ARTIFICIAL INTELLIGENCE HAS LEARNED TO PREDICT DEMENTIA

Scientists have trained a neural network to detect dementia in older visitors to memory clinics. Artificial intelligence was able to predict the development of the disease with 92% accuracy 2 years before the onset of the first obvious symptoms.
To train the neural network, experts used data from more than 15 thousand patients from the United States. At the beginning of the study, they were all healthy, but later, within two years, a tenth of them were found to have dementia. The machine was given to analyze the data of all these people: memory, brain function, cognitive test results, lifestyle factors.
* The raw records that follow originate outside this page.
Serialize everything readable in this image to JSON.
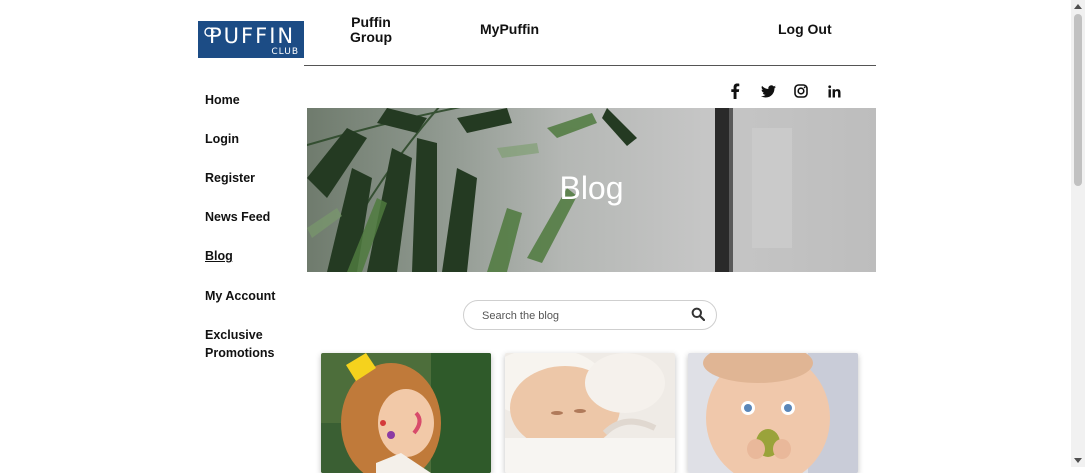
{
  "logo": {
    "name": "PUFFIN",
    "sub": "CLUB"
  },
  "top_nav": {
    "puffin_group": "Puffin Group",
    "mypuffin": "MyPuffin",
    "logout": "Log Out"
  },
  "social": {
    "facebook": "f",
    "twitter": "twitter-icon",
    "instagram": "instagram-icon",
    "linkedin": "in"
  },
  "sidebar": {
    "items": [
      {
        "label": "Home"
      },
      {
        "label": "Login"
      },
      {
        "label": "Register"
      },
      {
        "label": "News Feed"
      },
      {
        "label": "Blog",
        "active": true
      },
      {
        "label": "My Account"
      },
      {
        "label": "Exclusive Promotions"
      }
    ]
  },
  "hero": {
    "title": "Blog"
  },
  "search": {
    "placeholder": "Search the blog"
  },
  "colors": {
    "brand": "#1c4c85",
    "text": "#111111"
  }
}
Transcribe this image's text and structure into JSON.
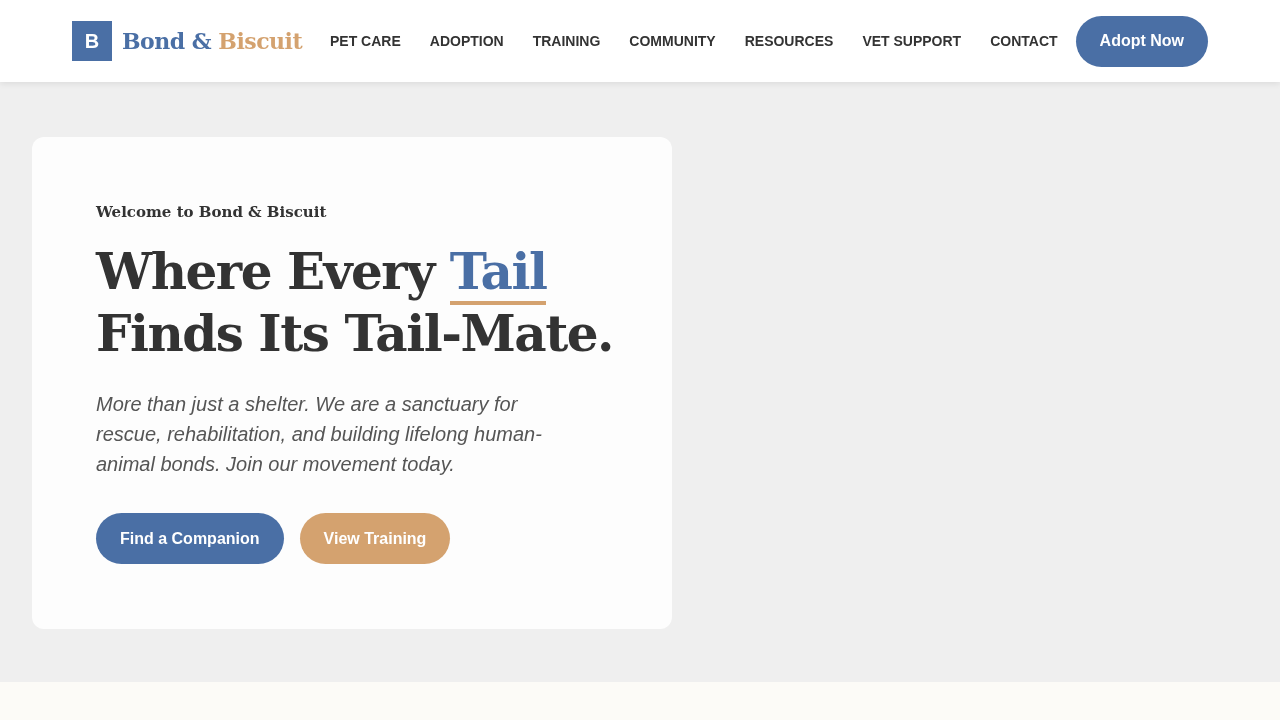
{
  "header": {
    "logo": {
      "mark": "B",
      "name": "Bond &",
      "accent": "Biscuit"
    },
    "nav": [
      "PET CARE",
      "ADOPTION",
      "TRAINING",
      "COMMUNITY",
      "RESOURCES",
      "VET SUPPORT",
      "CONTACT"
    ],
    "cta": "Adopt Now"
  },
  "hero": {
    "eyebrow": "Welcome to Bond & Biscuit",
    "headline_before": "Where Every",
    "headline_highlight": "Tail",
    "headline_after": "Finds Its Tail-Mate.",
    "lead": "More than just a shelter. We are a sanctuary for rescue, rehabilitation, and building lifelong human-animal bonds. Join our movement today.",
    "buttons": [
      {
        "label": "Find a Companion",
        "kind": "primary"
      },
      {
        "label": "View Training",
        "kind": "secondary"
      }
    ]
  }
}
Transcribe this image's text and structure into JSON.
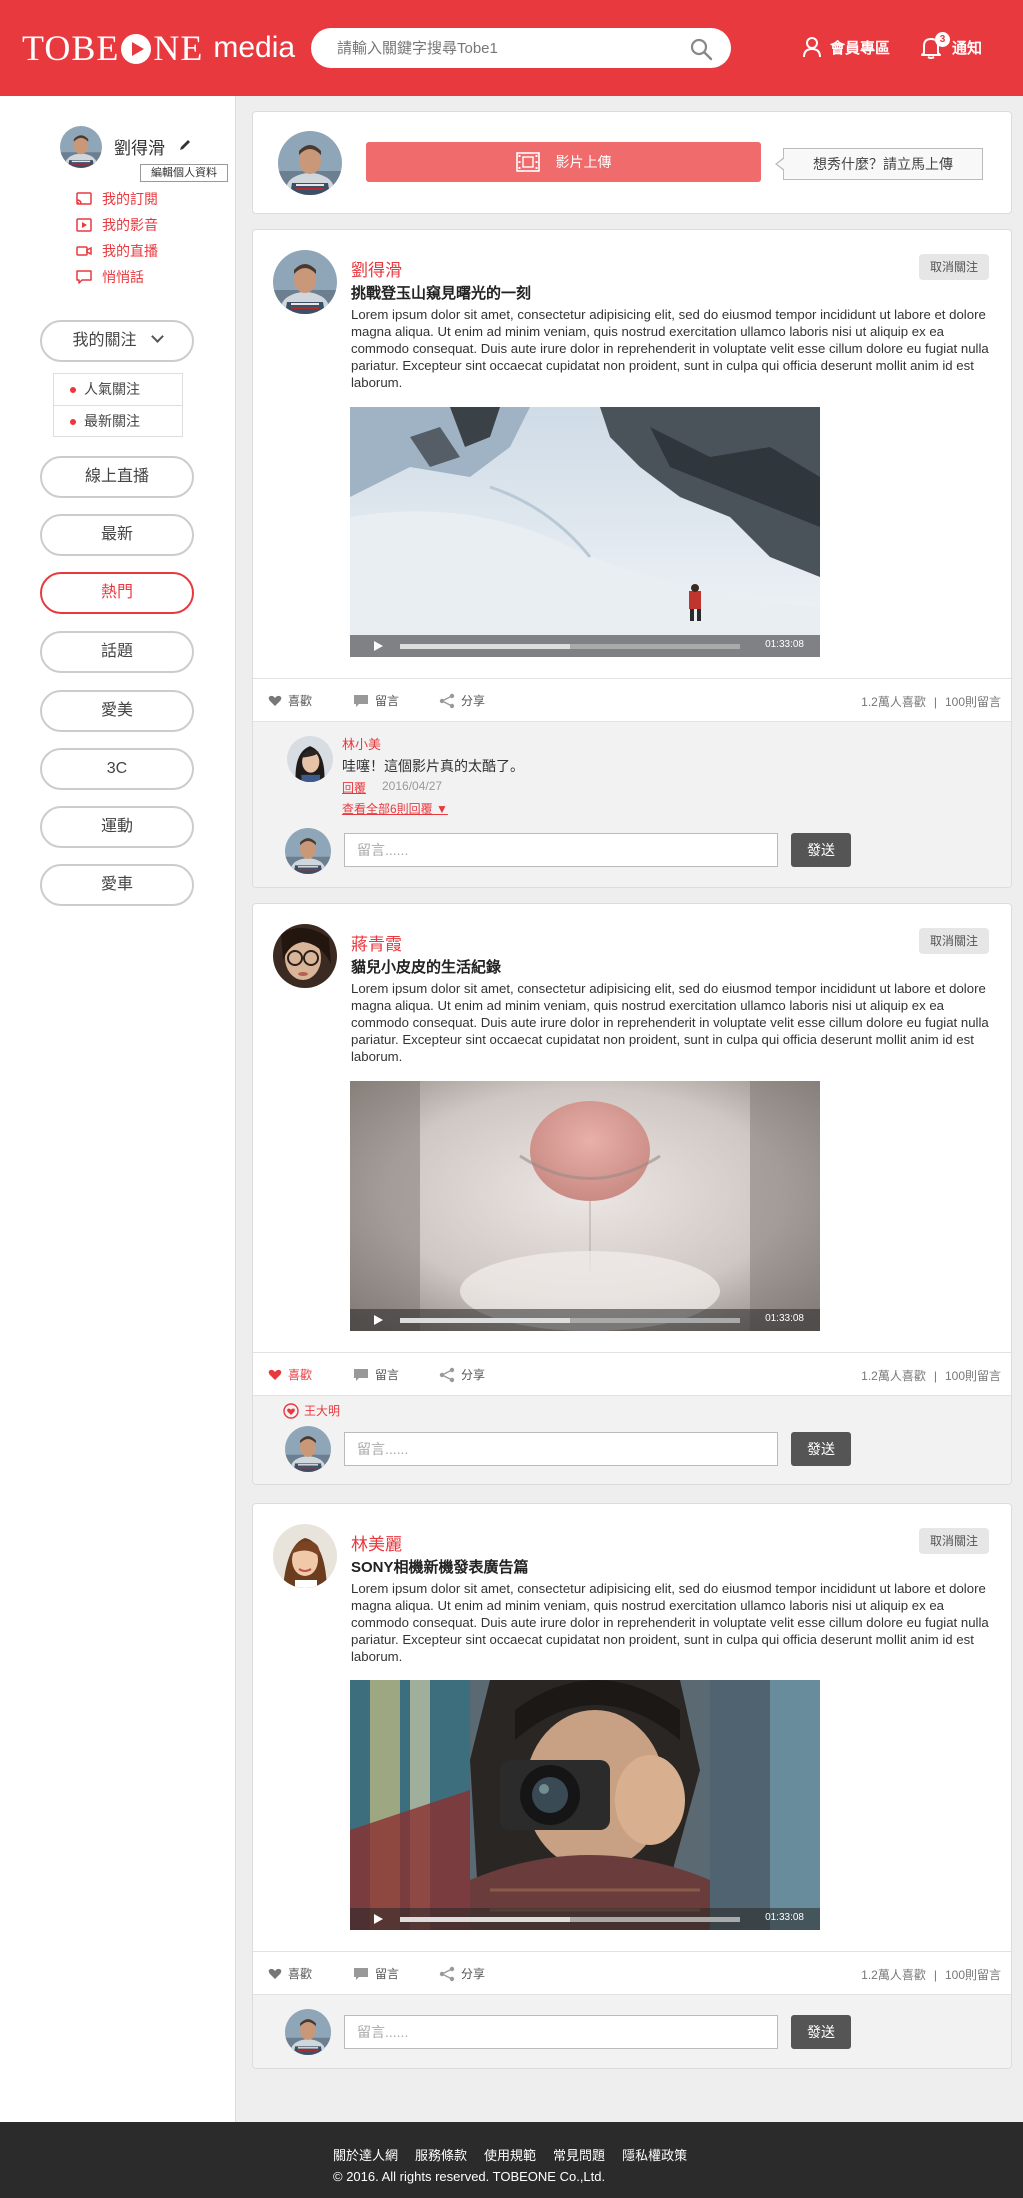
{
  "header": {
    "logo_word": "TOBE",
    "logo_word_2": "NE",
    "logo_media": "media",
    "search_placeholder": "請輸入關鍵字搜尋Tobe1",
    "member_label": "會員專區",
    "notify_label": "通知",
    "notify_count": "3",
    "brand_color": "#e8393f"
  },
  "sidebar": {
    "user_name": "劉得滑",
    "edit_profile": "編輯個人資料",
    "links": [
      {
        "label": "我的訂閱",
        "icon": "cast-icon"
      },
      {
        "label": "我的影音",
        "icon": "video-play-icon"
      },
      {
        "label": "我的直播",
        "icon": "camera-icon"
      },
      {
        "label": "悄悄話",
        "icon": "chat-icon"
      }
    ],
    "follow_menu": {
      "label": "我的關注",
      "options": [
        "人氣關注",
        "最新關注"
      ]
    },
    "categories": [
      "線上直播",
      "最新",
      "熱門",
      "話題",
      "愛美",
      "3C",
      "運動",
      "愛車"
    ],
    "active_category": "熱門"
  },
  "upload": {
    "button_label": "影片上傳",
    "tip": "想秀什麼？請立馬上傳"
  },
  "posts": [
    {
      "author": "劉得滑",
      "title": "挑戰登玉山窺見曙光的一刻",
      "body": "Lorem ipsum dolor sit amet, consectetur adipisicing elit, sed do eiusmod tempor incididunt ut labore et dolore magna aliqua. Ut enim ad minim veniam, quis nostrud exercitation ullamco laboris nisi ut aliquip ex ea commodo consequat. Duis aute irure dolor in reprehenderit in voluptate velit esse cillum dolore eu fugiat nulla pariatur. Excepteur sint occaecat cupidatat non proident, sunt in culpa qui officia deserunt mollit anim id est laborum.",
      "unfollow": "取消關注",
      "video_time": "01:33:08",
      "progress": 0.5,
      "like": "喜歡",
      "comment": "留言",
      "share": "分享",
      "likes_count": "1.2萬人喜歡",
      "comments_count": "100則留言",
      "liked": false,
      "comment_item": {
        "name": "林小美",
        "text": "哇噻！這個影片真的太酷了。",
        "reply": "回覆",
        "date": "2016/04/27",
        "more": "查看全部6則回覆 ▼"
      },
      "input_placeholder": "留言......",
      "send": "發送"
    },
    {
      "author": "蔣青霞",
      "title": "貓兒小皮皮的生活紀錄",
      "body": "Lorem ipsum dolor sit amet, consectetur adipisicing elit, sed do eiusmod tempor incididunt ut labore et dolore magna aliqua. Ut enim ad minim veniam, quis nostrud exercitation ullamco laboris nisi ut aliquip ex ea commodo consequat. Duis aute irure dolor in reprehenderit in voluptate velit esse cillum dolore eu fugiat nulla pariatur. Excepteur sint occaecat cupidatat non proident, sunt in culpa qui officia deserunt mollit anim id est laborum.",
      "unfollow": "取消關注",
      "video_time": "01:33:08",
      "progress": 0.5,
      "like": "喜歡",
      "comment": "留言",
      "share": "分享",
      "likes_count": "1.2萬人喜歡",
      "comments_count": "100則留言",
      "liked": true,
      "liker": "王大明",
      "input_placeholder": "留言......",
      "send": "發送"
    },
    {
      "author": "林美麗",
      "title": "SONY相機新機發表廣告篇",
      "body": "Lorem ipsum dolor sit amet, consectetur adipisicing elit, sed do eiusmod tempor incididunt ut labore et dolore magna aliqua. Ut enim ad minim veniam, quis nostrud exercitation ullamco laboris nisi ut aliquip ex ea commodo consequat. Duis aute irure dolor in reprehenderit in voluptate velit esse cillum dolore eu fugiat nulla pariatur. Excepteur sint occaecat cupidatat non proident, sunt in culpa qui officia deserunt mollit anim id est laborum.",
      "unfollow": "取消關注",
      "video_time": "01:33:08",
      "progress": 0.5,
      "like": "喜歡",
      "comment": "留言",
      "share": "分享",
      "likes_count": "1.2萬人喜歡",
      "comments_count": "100則留言",
      "liked": false,
      "input_placeholder": "留言......",
      "send": "發送"
    }
  ],
  "footer": {
    "links": [
      "關於達人網",
      "服務條款",
      "使用規範",
      "常見問題",
      "隱私權政策"
    ],
    "copyright": "© 2016. All rights reserved. TOBEONE Co.,Ltd."
  }
}
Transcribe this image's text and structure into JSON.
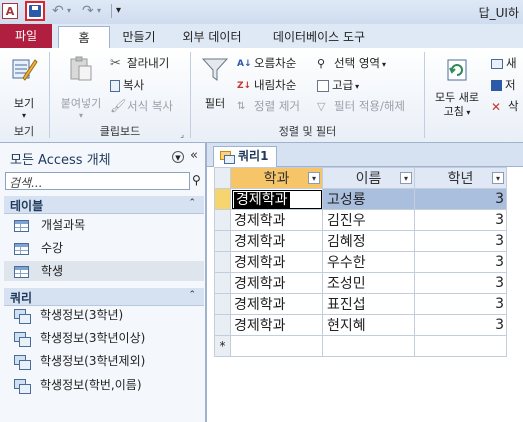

Artificial intelligence was able to correlate this array of disparate data and reveal hidden patterns. This has significantly improved the accuracy of predicting dementia in the elderly. At the same time, artificial intelligence has reduced the number of false diagnoses.
“We know that dementia is a highly feared condition. Neural networks can help diagnose more accurately by reducing the unnecessary stress that misdiagnosis can cause,” said one of the authors of the study, Dr. Janice Ranson.
WHO estimates that around 50 million people live with dementia around the world, doctors annually identify 10 million new cases. Experts fear that by 2030 there will be about 82 million patients with this diagnosis on the planet, and by 2050 – 152 million. It is one of the main causes of disability among the elderly.
The main cause of dementia is Alzheimer’s disease. It accounts for 60-70% of all cases. Recently, Russian scientists have developed an artificial intelligence that is said to predict the development of this neurodegenerative disease with 90% accuracy.
The neural network analyzes MRI images, it is interested in the state of the patients’ hippocampus https://en.wikipedia.org/wiki/Hippocampus. According to the developers, since Alzheimer’s disease does not manifest itself outwardly in the initial stages, such computer diagnostic methods can help doctors recognize the disease in its infancy.